Let we suppose a Brownian motion with inital value of W(0)=0,
and we look its possible realizations on time interval [0,T).
MY QUESTION:
What is the probability density function (with closed form) of local time related to a
given time (t) and value (x) (let we note it as L(x,t)) ?
The intuitive meaning of L(x,t): the probability density that the realization is "staying"
at point x for time lasting t.
I marked "staying" because Brownian motion continuous but non differentiating function, it does not stay but cross the points.
There is no probability of a given point but there is a probability density of crossings the given point on interval [0,T).
Which can be computed as integral of Brownian motion with dirac delta (if I am not wrong).
I simulated the process by Matlab and based on the results it seems for me, that pdf consist of two parts.

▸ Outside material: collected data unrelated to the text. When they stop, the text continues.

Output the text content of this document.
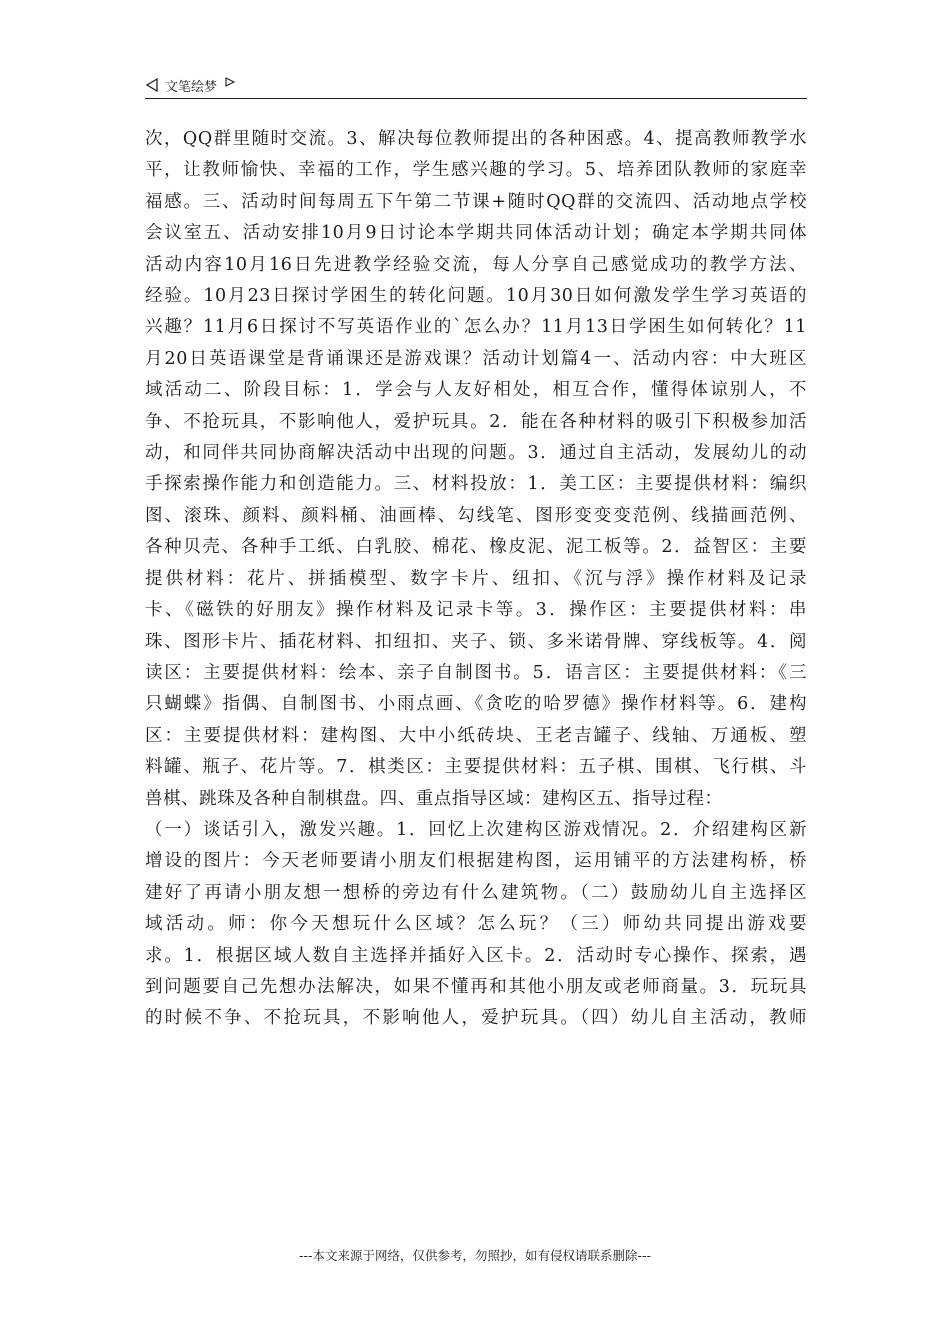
文笔绘梦
次，QQ群里随时交流。3、解决每位教师提出的各种困惑。4、提高教师教学水
平，让教师愉快、幸福的工作，学生感兴趣的学习。5、培养团队教师的家庭幸
福感。三、活动时间每周五下午第二节课+随时QQ群的交流四、活动地点学校
会议室五、活动安排10月9日讨论本学期共同体活动计划；确定本学期共同体
活动内容10月16日先进教学经验交流，每人分享自己感觉成功的教学方法、
经验。10月23日探讨学困生的转化问题。10月30日如何激发学生学习英语的
兴趣？11月6日探讨不写英语作业的`怎么办？11月13日学困生如何转化？11
月20日英语课堂是背诵课还是游戏课？活动计划篇4一、活动内容：中大班区
域活动二、阶段目标：1．学会与人友好相处，相互合作，懂得体谅别人，不
争、不抢玩具，不影响他人，爱护玩具。2．能在各种材料的吸引下积极参加活
动，和同伴共同协商解决活动中出现的问题。3．通过自主活动，发展幼儿的动
手探索操作能力和创造能力。三、材料投放：1．美工区：主要提供材料：编织
图、滚珠、颜料、颜料桶、油画棒、勾线笔、图形变变变范例、线描画范例、
各种贝壳、各种手工纸、白乳胶、棉花、橡皮泥、泥工板等。2．益智区：主要
提供材料：花片、拼插模型、数字卡片、纽扣、《沉与浮》操作材料及记录
卡、《磁铁的好朋友》操作材料及记录卡等。3．操作区：主要提供材料：串
珠、图形卡片、插花材料、扣纽扣、夹子、锁、多米诺骨牌、穿线板等。4．阅
读区：主要提供材料：绘本、亲子自制图书。5．语言区：主要提供材料：《三
只蝴蝶》指偶、自制图书、小雨点画、《贪吃的哈罗德》操作材料等。6．建构
区：主要提供材料：建构图、大中小纸砖块、王老吉罐子、线轴、万通板、塑
料罐、瓶子、花片等。7．棋类区：主要提供材料：五子棋、围棋、飞行棋、斗
兽棋、跳珠及各种自制棋盘。四、重点指导区域：建构区五、指导过程：
（一）谈话引入，激发兴趣。1．回忆上次建构区游戏情况。2．介绍建构区新
增设的图片：今天老师要请小朋友们根据建构图，运用铺平的方法建构桥，桥
建好了再请小朋友想一想桥的旁边有什么建筑物。（二）鼓励幼儿自主选择区
域活动。师：你今天想玩什么区域？怎么玩？（三）师幼共同提出游戏要
求。1．根据区域人数自主选择并插好入区卡。2．活动时专心操作、探索，遇
到问题要自己先想办法解决，如果不懂再和其他小朋友或老师商量。3．玩玩具
的时候不争、不抢玩具，不影响他人，爱护玩具。（四）幼儿自主活动，教师
---本文来源于网络，仅供参考，勿照抄，如有侵权请联系删除---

If we look L(t,x) as a slice at a given x (I mean we slice the 2 dimensional "joint" pdf at a given x)
we will get the "time profil" of L(x,t).
First part is a profound density for t=0 (meaning the possibility that it never cross x on interval [0,t)).
second part is similar to a half gaussian pdf (decreasing slope).
I have read articles related local time, but I did not find closed form representation of pdf of L(x,t)
but I am sure that there should be, because this is relative simple problem in SDE problem.
Maybe the first article of Levy in 1939 can have the formula (but I do not have read the article and I do not read French).
Thanks in advance.
Tomi
Best Answer
Another useful way to study local time is related to the very useful occupation formula (its meaning is obvious if you think a little bit): $\int_0^t g(W_s) ds = \int_{\mathbb R} g(x) L(x,t) dx $.
Putting $g(x) = e^{izx}$: $$ \int_{\mathbb R} e^{izx} L(x,t) dx = \int_0^t e^{iz W_s}ds. $$ Now the lhs is the Fourier transform of $L$; inverting it, we get $$ L(x,t) = \frac{1}{2\pi} \int_{\mathbb R} e^{-izx} \int_0^t e^{iz W_s} ds\\, dz = \frac{1}{2\pi} \int_{\mathbb R} \int_0^t e^{iz (W_s-x)} ds\\, dz. $$ From here one can e.g. more or less easily find the moments of $L$.